Scénario Olivier Assayas
Image Denis Lenoir
Musique John Cale
Montage Luc Barnier
Son Jean-Claude Laureux
Production Erre Produzioni, Arena Films, Christian Bourgois Productions
Source Arena Films
Interprétation
Judith Godrèche, Jean-Pierre Léaud, Thomas Langmann, Antoine Basler, Martin Lamotte, Ounie Lecomte, Michèle Foucher
À dix-neuf ans, Adrien débarque à Paris chez son père, Clément, qu’il n’a pas vu depuis quatre ans. Ce dernier vit avec Louise, jeune fille de vingt ans, avide d’indépendance et de succès. À la suite d’une dispute, elle quitte Clément pour Adrien, installé dans un squat.
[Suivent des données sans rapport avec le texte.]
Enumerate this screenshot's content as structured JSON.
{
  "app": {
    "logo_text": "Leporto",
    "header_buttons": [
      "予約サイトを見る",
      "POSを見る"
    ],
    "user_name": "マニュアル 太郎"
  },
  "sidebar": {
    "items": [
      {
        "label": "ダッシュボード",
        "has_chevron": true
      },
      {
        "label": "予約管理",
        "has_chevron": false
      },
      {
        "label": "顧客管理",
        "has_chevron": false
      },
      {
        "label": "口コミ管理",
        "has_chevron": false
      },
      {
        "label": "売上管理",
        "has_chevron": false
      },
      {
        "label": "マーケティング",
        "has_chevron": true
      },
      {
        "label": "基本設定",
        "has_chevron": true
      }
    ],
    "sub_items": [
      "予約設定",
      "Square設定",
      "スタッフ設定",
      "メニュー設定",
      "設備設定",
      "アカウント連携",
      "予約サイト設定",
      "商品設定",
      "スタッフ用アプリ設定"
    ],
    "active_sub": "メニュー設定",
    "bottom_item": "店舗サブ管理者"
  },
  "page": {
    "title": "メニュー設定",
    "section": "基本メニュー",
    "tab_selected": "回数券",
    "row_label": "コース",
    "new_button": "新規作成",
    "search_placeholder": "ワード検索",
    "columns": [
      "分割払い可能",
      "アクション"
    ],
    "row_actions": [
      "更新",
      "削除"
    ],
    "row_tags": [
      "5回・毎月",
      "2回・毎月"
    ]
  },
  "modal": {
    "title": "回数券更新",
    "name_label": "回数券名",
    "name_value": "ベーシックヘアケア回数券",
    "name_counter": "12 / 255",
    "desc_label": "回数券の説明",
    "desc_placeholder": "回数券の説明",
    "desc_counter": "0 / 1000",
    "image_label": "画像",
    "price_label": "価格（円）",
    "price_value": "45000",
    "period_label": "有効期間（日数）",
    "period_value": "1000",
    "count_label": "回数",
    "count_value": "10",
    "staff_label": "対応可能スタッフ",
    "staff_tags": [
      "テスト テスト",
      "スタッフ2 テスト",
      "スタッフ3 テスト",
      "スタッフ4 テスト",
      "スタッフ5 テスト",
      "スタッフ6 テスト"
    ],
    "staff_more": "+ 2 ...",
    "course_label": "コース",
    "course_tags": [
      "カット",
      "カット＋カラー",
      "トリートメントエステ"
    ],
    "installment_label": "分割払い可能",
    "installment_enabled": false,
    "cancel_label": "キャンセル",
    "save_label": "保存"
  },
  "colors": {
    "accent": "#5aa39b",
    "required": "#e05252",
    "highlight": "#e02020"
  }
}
« Il y a chez les personnages de Paris s’éveille une terrible et touchante lucidité que le cinéaste, en grand directeur d’acteurs, leur transmet. L’élégance de la mise en scène correspond à la fuite perpétuelle des personnages, à la beauté de leurs aspirations, de leur souffrance diffuse. Paris s’éveille est le film d’un itinéraire semé d’embûches. Il se termine sur un extraordinaire plan-séquence très exactement “ophulsien”, qui met en jeu dans un décor rouge et or une femme oubliée. On savait déjà qu’un “travelling est affaire de morale”. Toute la morale de Paris s’éveille est dans ce dernier plan. »
L’œuvre d’Olivier Assayas fêtera bientôt (l’an prochain) ses trente ans. Soit l’âge qu’avait le cinéaste lorsqu’il tourna son premier film, Désordre, en 1986. Un film sur la joie et la souffrance d’avoir vingt ans, et le sentiment que jamais, un jour,...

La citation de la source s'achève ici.